Творогов вздохнул и стал медленно подниматься по лестнице.
ГЛАВА ОДИННАДЦАТАЯ
Миля Боярышников стоял у дверей малого конференц-зала, сдержанно-торжественный, сверкающий обаятельной улыбкой. Свой толстый вязаный свитер и джинсы, в которых он обычно щеголял в институте, сегодня он сменил на строгий темно-серый костюм и был похож сейчас на генерального консула, встречающего гостей, съезжающихся на прием
«Ну что за человек этот Миля! Что за характер!» — с невольной улыбкой подумал Творогов. Еще день назад Боярышников пребывал в панике, предавался унынию, метался по институту, озабоченный, обуреваемый самыми мрачными предчувствиями, а сегодня уже ведет себя так, будто даже и сомнений у него нет в том, что его ожидает триумф.
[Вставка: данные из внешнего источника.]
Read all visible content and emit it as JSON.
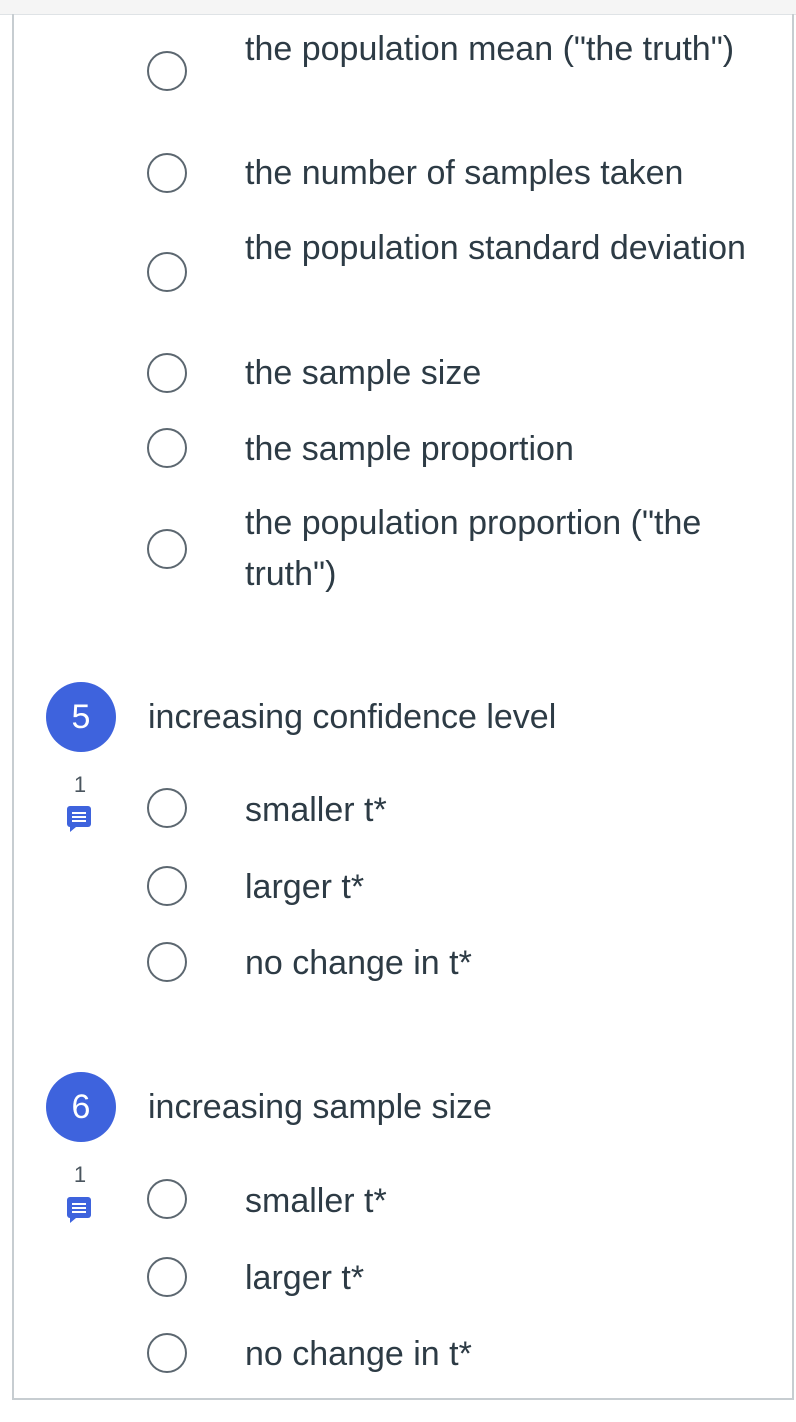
{
  "q4": {
    "options": [
      "the population mean (\"the truth\")",
      "the number of samples taken",
      "the population standard deviation",
      "the sample size",
      "the sample proportion",
      "the population proportion (\"the truth\")"
    ]
  },
  "q5": {
    "number": "5",
    "text": "increasing confidence level",
    "points": "1",
    "options": [
      "smaller t*",
      "larger t*",
      "no change in t*"
    ]
  },
  "q6": {
    "number": "6",
    "text": "increasing sample size",
    "points": "1",
    "options": [
      "smaller t*",
      "larger t*",
      "no change in t*"
    ]
  },
  "icons": {
    "comment": "comment-icon",
    "radio": "radio-button-unselected"
  },
  "colors": {
    "accent": "#3e63dd",
    "text": "#2d3b45",
    "border": "#5c6770"
  }
}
Не раз уже замечал Творогов это свойство Милиной натуры: достаточно было Боярышникову оказаться в центре внимания, как он оживал, расцветал, начинал излучать уверенность и оптимизм.
Впрочем, и у самого Творогова сегодня с утра было бодрое настроение. Воспоминание о неприятном ночном разговоре с Валей Тараненко уже отошло прочь, сам этот разговор, их долгое ожидание на заброшенной стоянке такси, все события ночи казались теперь полуреальными, словно происходили они то ли наяву, то ли во сне. Не случайно давно еще Творогов взял себе за правило — не очень доверять ночным настроениям. Ночью многое кажется мрачнее, тяжелее, безысходнее, чем есть на самом деле, чем оказывается потом, днем.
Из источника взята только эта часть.